The HAPIN (Household Air Pollution Intervention Network) trial is looking at the effect of having a gas cookstove and free fuel for 18 months on 3,200 pregnant women and their babies in Rwanda, Peru, India, and Guatemala. The study, led by Professor Thomas Clasen from the Rollins School of Public Health, is the first randomized control trial of its kind.
Thompson and a team of 20 Guatemalan nurses developed a standardized assessment of the infants in the trial. In addition to surveillance for pneumonia, they are evaluating the effects of cleaner household air on birth weight, preterm birth, child development and growth. They’re also looking at cardiovascular outcomes in pregnant women and older adult women living in the homes.
“Respiratory problems are common here,” says Flor Esteban Jiménez, clinical supervisor for the field team of nurses. “I am sure the study will have a big impact on our communities since there are 400 families participating.”
Looking at behaviors and incentives
Thompson, who co-leads the Guatemalan research site with investigators from Universidad del Valle de Guatemala, is the only nurse investigator on the trial.

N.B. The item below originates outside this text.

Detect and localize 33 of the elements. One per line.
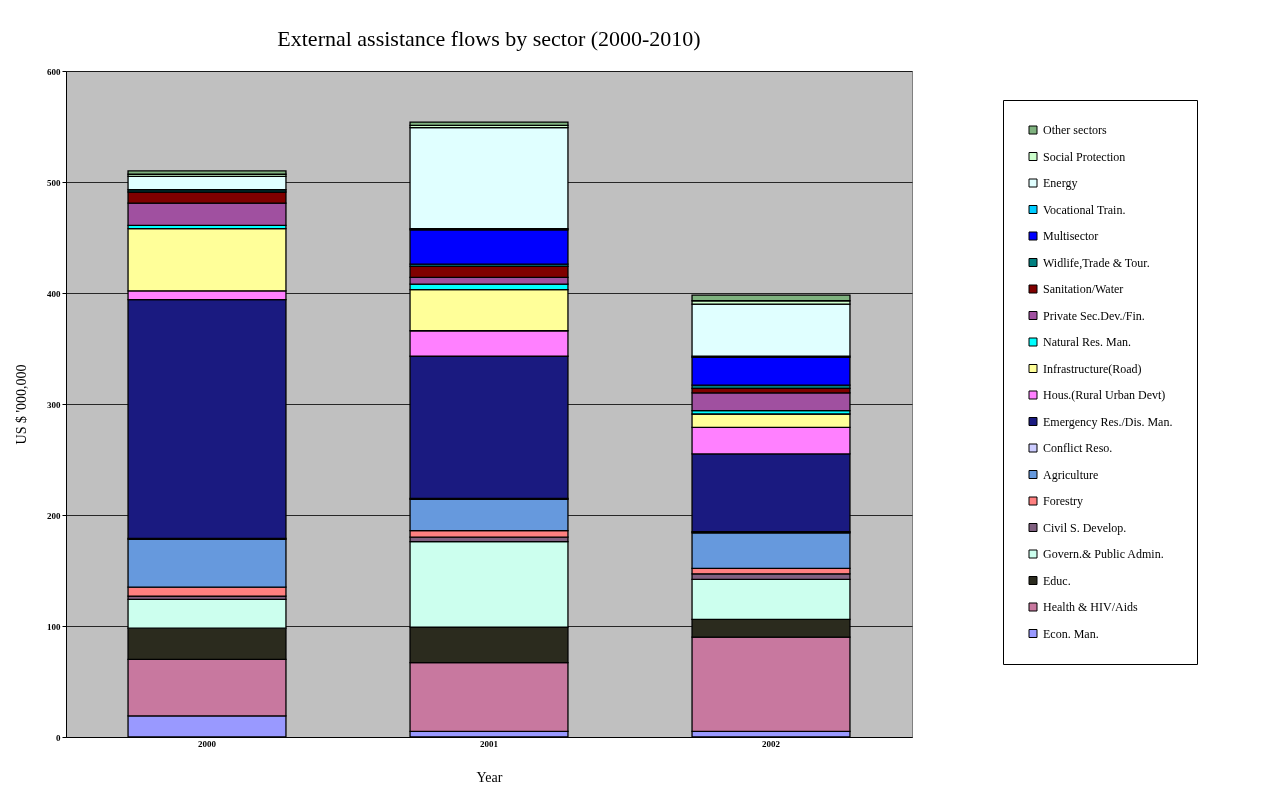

“One of the strengths of being a nurse on this study is we think a lot about behavior,” Thompson says. “Before we implemented the gas stoves, we looked at how household decisions are made about cooking, and what barriers might exist.”

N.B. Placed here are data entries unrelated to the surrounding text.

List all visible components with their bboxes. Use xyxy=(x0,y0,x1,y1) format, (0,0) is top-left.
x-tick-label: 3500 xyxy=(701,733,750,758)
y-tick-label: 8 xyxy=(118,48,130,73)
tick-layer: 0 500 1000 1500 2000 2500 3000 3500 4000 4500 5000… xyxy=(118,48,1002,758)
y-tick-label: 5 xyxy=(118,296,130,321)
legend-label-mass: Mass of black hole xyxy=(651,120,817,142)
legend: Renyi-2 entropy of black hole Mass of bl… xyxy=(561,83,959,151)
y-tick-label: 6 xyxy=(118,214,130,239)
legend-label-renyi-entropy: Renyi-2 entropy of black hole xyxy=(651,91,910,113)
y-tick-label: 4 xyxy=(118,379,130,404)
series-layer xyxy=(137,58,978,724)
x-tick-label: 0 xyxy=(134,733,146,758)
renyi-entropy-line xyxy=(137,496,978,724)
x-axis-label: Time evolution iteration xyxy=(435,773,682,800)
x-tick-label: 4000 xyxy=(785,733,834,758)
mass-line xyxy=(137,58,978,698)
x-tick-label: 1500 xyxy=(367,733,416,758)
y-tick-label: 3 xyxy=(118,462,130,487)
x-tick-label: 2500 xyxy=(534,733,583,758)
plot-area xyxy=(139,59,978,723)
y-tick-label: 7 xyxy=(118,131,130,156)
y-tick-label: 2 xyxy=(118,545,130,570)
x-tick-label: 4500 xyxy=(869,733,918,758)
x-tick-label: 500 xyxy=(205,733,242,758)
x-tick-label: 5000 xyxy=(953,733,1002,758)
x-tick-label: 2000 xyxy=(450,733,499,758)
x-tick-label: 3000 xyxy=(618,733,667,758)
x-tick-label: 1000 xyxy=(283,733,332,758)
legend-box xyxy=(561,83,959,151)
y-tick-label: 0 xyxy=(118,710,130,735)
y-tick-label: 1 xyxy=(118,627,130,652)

Thompson and her team ran exercises like a role-playing scenario where women pretended to ask their husbands for money to refill the gas tanks. They also did taste tests with local women on beans and porridge cooked over gas. They found the beans were softer and more evenly cooked, and the porridge was preferable because it didn’t have ash in it.

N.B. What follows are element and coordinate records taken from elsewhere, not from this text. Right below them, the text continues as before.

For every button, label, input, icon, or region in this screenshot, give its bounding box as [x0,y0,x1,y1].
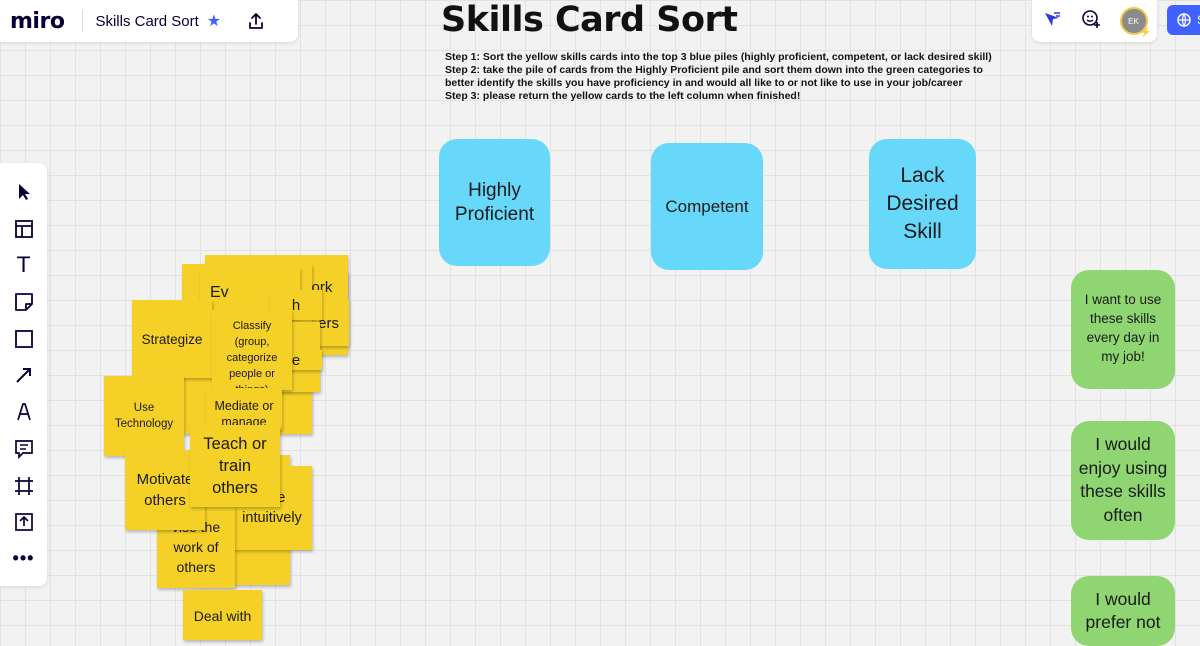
select-tool-icon[interactable] [11,179,37,205]
pile-lack-desired-skill[interactable]: Lack Desired Skill [869,139,976,269]
arrow-tool-icon[interactable] [11,362,37,388]
share-label: S [1197,13,1200,27]
left-toolbar: T ••• [0,163,47,586]
add-reaction-icon[interactable] [1081,9,1101,34]
step-line: Step 3: please return the yellow cards t… [445,90,801,102]
sticky-text: ers [318,314,339,332]
sticky-text: Motivate others [136,471,194,509]
globe-icon [1177,13,1191,27]
more-tools-icon[interactable]: ••• [12,548,35,569]
pile-highly-proficient[interactable]: Highly Proficient [439,139,550,266]
category-enjoy-often[interactable]: I would enjoy using these skills often [1071,421,1175,540]
frame-tool-icon[interactable] [11,473,37,499]
pen-tool-icon[interactable] [11,399,37,425]
sticky-note[interactable]: Use Technology [104,376,184,456]
reactions-icon[interactable] [1042,10,1062,33]
sticky-note-icon[interactable] [11,289,37,315]
sticky-text: Deal with [193,608,252,624]
comment-icon[interactable] [11,436,37,462]
templates-icon[interactable] [11,216,37,242]
pile-label: Highly Proficient [454,179,535,225]
category-label: I would enjoy using these skills often [1078,434,1168,525]
instructions[interactable]: Step 1: Sort the yellow skills cards int… [445,51,1045,103]
sticky-text: Strategize [141,331,203,347]
text-tool-icon[interactable]: T [17,253,30,278]
export-icon[interactable] [247,12,265,30]
board-header: miro Skills Card Sort ★ [0,0,298,42]
pile-label: Competent [665,196,749,216]
header-divider [82,10,84,32]
upload-icon[interactable] [11,509,37,535]
step-line: better identify the skills you have prof… [445,77,963,89]
sticky-text: Teach or train others [203,435,267,497]
user-avatar[interactable]: EK ⚡ [1119,7,1152,37]
category-label: I want to use these skills every day in … [1084,292,1162,364]
category-label: I would prefer not [1085,589,1161,632]
sticky-note[interactable]: Strategize [132,300,212,378]
category-every-day[interactable]: I want to use these skills every day in … [1071,270,1175,389]
board-title[interactable]: Skills Card Sort [95,12,199,30]
sticky-note[interactable]: Mediate or manage [206,388,282,430]
board-heading[interactable]: Skills Card Sort [441,0,738,40]
category-prefer-not[interactable]: I would prefer not [1071,576,1175,646]
step-line: Step 2: take the pile of cards from the … [445,64,983,76]
shape-tool-icon[interactable] [11,326,37,352]
sticky-text: Ev [210,284,229,301]
sticky-note[interactable]: Deal with [183,590,262,640]
step-line: Step 1: Sort the yellow skills cards int… [445,51,992,63]
sticky-note[interactable]: Classify (group, categorize people or th… [212,310,292,390]
avatar-initials: EK [1128,16,1139,26]
sticky-text: Use Technology [114,402,174,430]
miro-logo[interactable]: miro [10,8,65,34]
sticky-note[interactable]: Teach or train others [190,425,280,507]
bolt-icon: ⚡ [1140,27,1152,37]
pile-label: Lack Desired Skill [886,164,959,243]
collaboration-bar: EK ⚡ [1032,0,1157,42]
share-button[interactable]: S [1167,5,1200,35]
sticky-text: Classify (group, categorize people or th… [226,320,278,390]
star-icon[interactable]: ★ [206,13,222,30]
pile-competent[interactable]: Competent [651,143,763,270]
sticky-text: e [291,351,301,369]
sticky-text: h [291,296,301,314]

But the biggest incentives were time and convenience. Traditional stove users spend hours each week chopping and gathering wood. With gas stoves, women can turn on the flame and have breakfast ready for their families in minutes.
“During our focus groups, one woman jokingly said, ‘I feel so lazy now. I get up at six in the morning instead of four,’” Thompson says.
Lisa Thompson poses with some of the team in Guatemala.
Visible progress
The HAPIN trial began in 2017 and will assess more than 7,000 participants over the course of five years. The final question is, what will happen when the families are no longer receiving the free gas? Thompson and her team hope that evidence on the health benefits of clean cooking will motivate government officials to subsidize the stoves and gas for low-income families. “It just takes one interested politician to put that on the agenda,” she says.
India and Peru have already begun gas stove programs that benefit low-income families, and Rwanda’s government appears open to the idea, according to Thompson. The Guatemalan government hasn’t made it a priority, yet. But Thompson is hopeful.
“I think we put a spark there,” she says. “Less than 20 years ago, in another region, our research project built over 500 chimney stoves. That created a groundswell and now most people there have a chimney stove. A whole industry has built up around them.”
In the meantime, the women participating in the study are seeing the short-term benefits of clean cooking.
“They’re breathing easier, their clothes don’t smell like smoke—people can feel very stigmatized by that,” Thompson says. “And they’ve rebuilt their kitchens, painted the walls. Kitchens are no longer black from soot; progress is visible.”
Libny Monroy Alarcón believes some of the study’s health impacts will likely remain, even if the gas stoves are no longer used. Monroy Alarcón, a nurse sonographer who conducts ultrasounds on the infants and mothers, says “As part of the study, we educate participants on pneumonia and the importance of visiting health services to avoid complications. Now they'll be able to detect the signs and symptoms of pneumonia more easily.”